Is it possible to use a generative model to "share" private data?

Let's say we have some data set, with lots of instances $X$ and a target $y$. If it is of some importance, you may assume that it is a "real life" data set : medium sized, with important correlations, y is unbalanced...etc.

Let's also say this data set is of relative interest : the field of research is rather active, but there is no (or only a few) available data set. So we are considering publishing our data set.

However, a direct publication wouldn't be possible for privacy concerns. Basic approaches have been considered (pseudonymisation, grouping instances to achieve statistical disclosure control, publishing an old dataset), but mostly set aside.

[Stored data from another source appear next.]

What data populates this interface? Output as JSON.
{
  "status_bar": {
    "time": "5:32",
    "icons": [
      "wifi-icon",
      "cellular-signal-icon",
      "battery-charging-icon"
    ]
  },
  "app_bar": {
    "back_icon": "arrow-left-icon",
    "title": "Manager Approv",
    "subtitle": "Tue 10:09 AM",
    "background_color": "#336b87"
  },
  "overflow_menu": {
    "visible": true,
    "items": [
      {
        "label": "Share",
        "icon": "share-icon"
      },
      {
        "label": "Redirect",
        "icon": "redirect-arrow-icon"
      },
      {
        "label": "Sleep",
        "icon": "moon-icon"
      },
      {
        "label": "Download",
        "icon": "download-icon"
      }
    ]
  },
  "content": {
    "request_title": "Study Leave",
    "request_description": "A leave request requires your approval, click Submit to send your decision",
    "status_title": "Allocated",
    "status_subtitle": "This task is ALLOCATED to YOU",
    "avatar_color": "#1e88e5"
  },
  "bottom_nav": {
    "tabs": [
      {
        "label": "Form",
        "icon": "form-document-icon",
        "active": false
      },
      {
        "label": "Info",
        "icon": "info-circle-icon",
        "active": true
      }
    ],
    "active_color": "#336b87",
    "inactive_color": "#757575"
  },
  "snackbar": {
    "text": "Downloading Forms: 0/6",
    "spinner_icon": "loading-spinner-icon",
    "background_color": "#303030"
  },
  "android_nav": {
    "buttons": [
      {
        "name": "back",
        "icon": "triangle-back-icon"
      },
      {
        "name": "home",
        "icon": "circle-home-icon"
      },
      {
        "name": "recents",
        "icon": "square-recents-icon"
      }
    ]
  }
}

The research field concentrate on discriminative approaches for learning $y$, based on $X$. However, I recently came to read about generative approaches. So I am curious for (1) if there are generative techniques that could be used to share information about $X$x$y$ without being able to recognise any individual instances.

I think the usefullness of sharing a generative model (/the output of a generative model) to people that are trying to build discriminative models may be limited by the inherent performance of the generative model. Are there more to it than just calibrating a SOTA discriminative model twice (once on real data, once on generated data) and compare performances ? Wouldn't it be better to just share the SOTA algo calibrated on our dataset ?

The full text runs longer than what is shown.